Wood nanofibre forms strongest biomaterial ever made
Spiderman and Superman move over… the world’s next superhero could well be The Woodsman – a fearless fighter who battles evil while clad in armour woven from a nanofibre biomaterial derived from wood.
Spider silk has long held the title of strongest natural biomaterial, however scientists have been trying for years to harness it, mimic it and even improve on the substance. Now, researchers at Sweden’s KTH Royal Institute of Technology have developed a new biomaterial that steals the strength record.
The ultrastrong material is made of cellulose nanofibres (CNF), the essential building blocks of wood and other plant life.
Dr Daniel Söderberg, Director of Treesearch and a member of the research team at KTH, said the bio-based nanocellulose fibres they fabricated were eight times stiffer and several times stronger than natural dragline spider silk fibre.
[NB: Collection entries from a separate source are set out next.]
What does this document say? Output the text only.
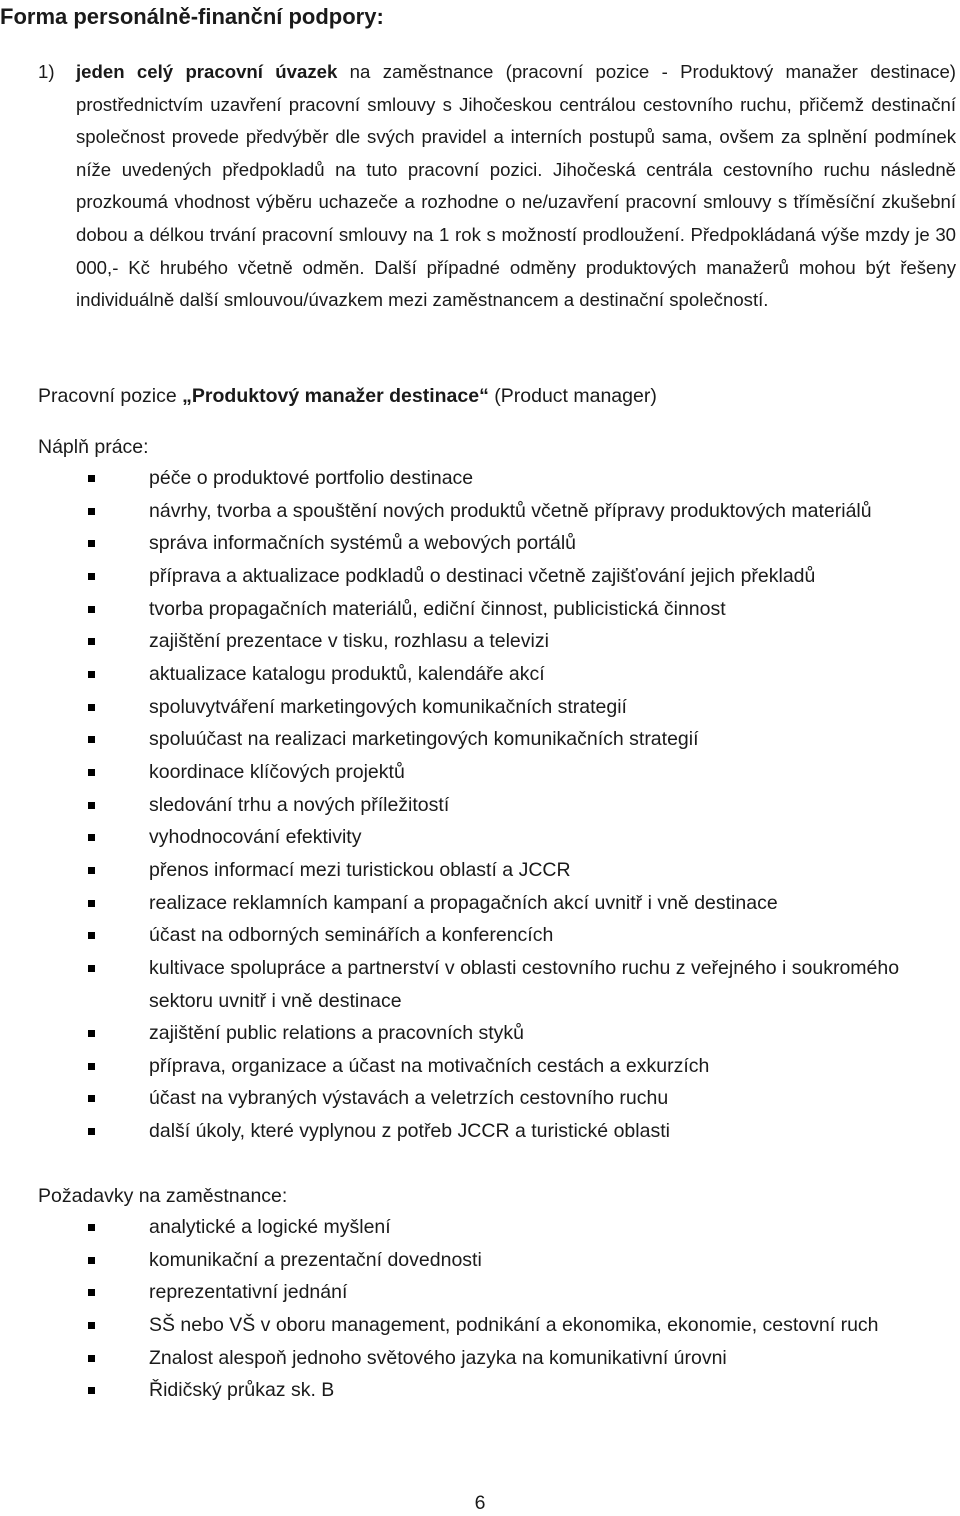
Forma personálně-finanční podpory:

1) jeden celý pracovní úvazek na zaměstnance (pracovní pozice - Produktový manažer destinace) prostřednictvím uzavření pracovní smlouvy s Jihočeskou centrálou cestovního ruchu, přičemž destinační společnost provede předvýběr dle svých pravidel a interních postupů sama, ovšem za splnění podmínek níže uvedených předpokladů na tuto pracovní pozici. Jihočeská centrála cestovního ruchu následně prozkoumá vhodnost výběru uchazeče a rozhodne o ne/uzavření pracovní smlouvy s tříměsíční zkušební dobou a délkou trvání pracovní smlouvy na 1 rok s možností prodloužení. Předpokládaná výše mzdy je 30 000,- Kč hrubého včetně odměn. Další případné odměny produktových manažerů mohou být řešeny individuálně další smlouvou/úvazkem mezi zaměstnancem a destinační společností.

Pracovní pozice „Produktový manažer destinace“ (Product manager)

Náplň práce:

péče o produktové portfolio destinace
návrhy, tvorba a spouštění nových produktů včetně přípravy produktových materiálů
správa informačních systémů a webových portálů
příprava a aktualizace podkladů o destinaci včetně zajišťování jejich překladů
tvorba propagačních materiálů, ediční činnost, publicistická činnost
zajištění prezentace v tisku, rozhlasu a televizi
aktualizace katalogu produktů, kalendáře akcí
spoluvytváření marketingových komunikačních strategií
spoluúčast na realizaci marketingových komunikačních strategií
koordinace klíčových projektů
sledování trhu a nových příležitostí
vyhodnocování efektivity
přenos informací mezi turistickou oblastí a JCCR
realizace reklamních kampaní a propagačních akcí uvnitř i vně destinace
účast na odborných seminářích a konferencích
kultivace spolupráce a partnerství v oblasti cestovního ruchu z veřejného i soukromého sektoru uvnitř i vně destinace
zajištění public relations a pracovních styků
příprava, organizace a účast na motivačních cestách a exkurzích
účast na vybraných výstavách a veletrzích cestovního ruchu
další úkoly, které vyplynou z potřeb JCCR a turistické oblasti

Požadavky na zaměstnance:

analytické a logické myšlení
komunikační a prezentační dovednosti
reprezentativní jednání
SŠ nebo VŠ v oboru management, podnikání a ekonomika, ekonomie, cestovní ruch
Znalost alespoň jednoho světového jazyka na komunikativní úrovni
Řidičský průkaz sk. B
6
He added the CNFs also had strength exceeding that of metals, alloys, ceramics and E-glass fibres.
The researchers used a process called hydrodynamic focusing to align the nanofibres in the right direction and into a well-packed macroscopic thread. The technique involved suspending nanofibres in de-ionised and low pH water set in 1mm-wide channels. As the water flowed through, it helped align the CNFs to self-organise into tightly-packed bundles.
This novel production method allowed the researchers to successfully transfer the unique mechanical properties of these nanofibres to a lightweight material that doesn’t require glue or any other component. This is due to the tight threads of nanofibres being held together by the supramolecular forces (for example electrostatic and Van der Waals forces) between the fibres.
Dr Söderberg suggested the new material has potential for biomedicine, since cellulose is not rejected by the human body.
It could also be used as an eco-friendly alternative for plastic in airplanes, cars, furniture and other products. Superhero armour, however, is still just a fantasy.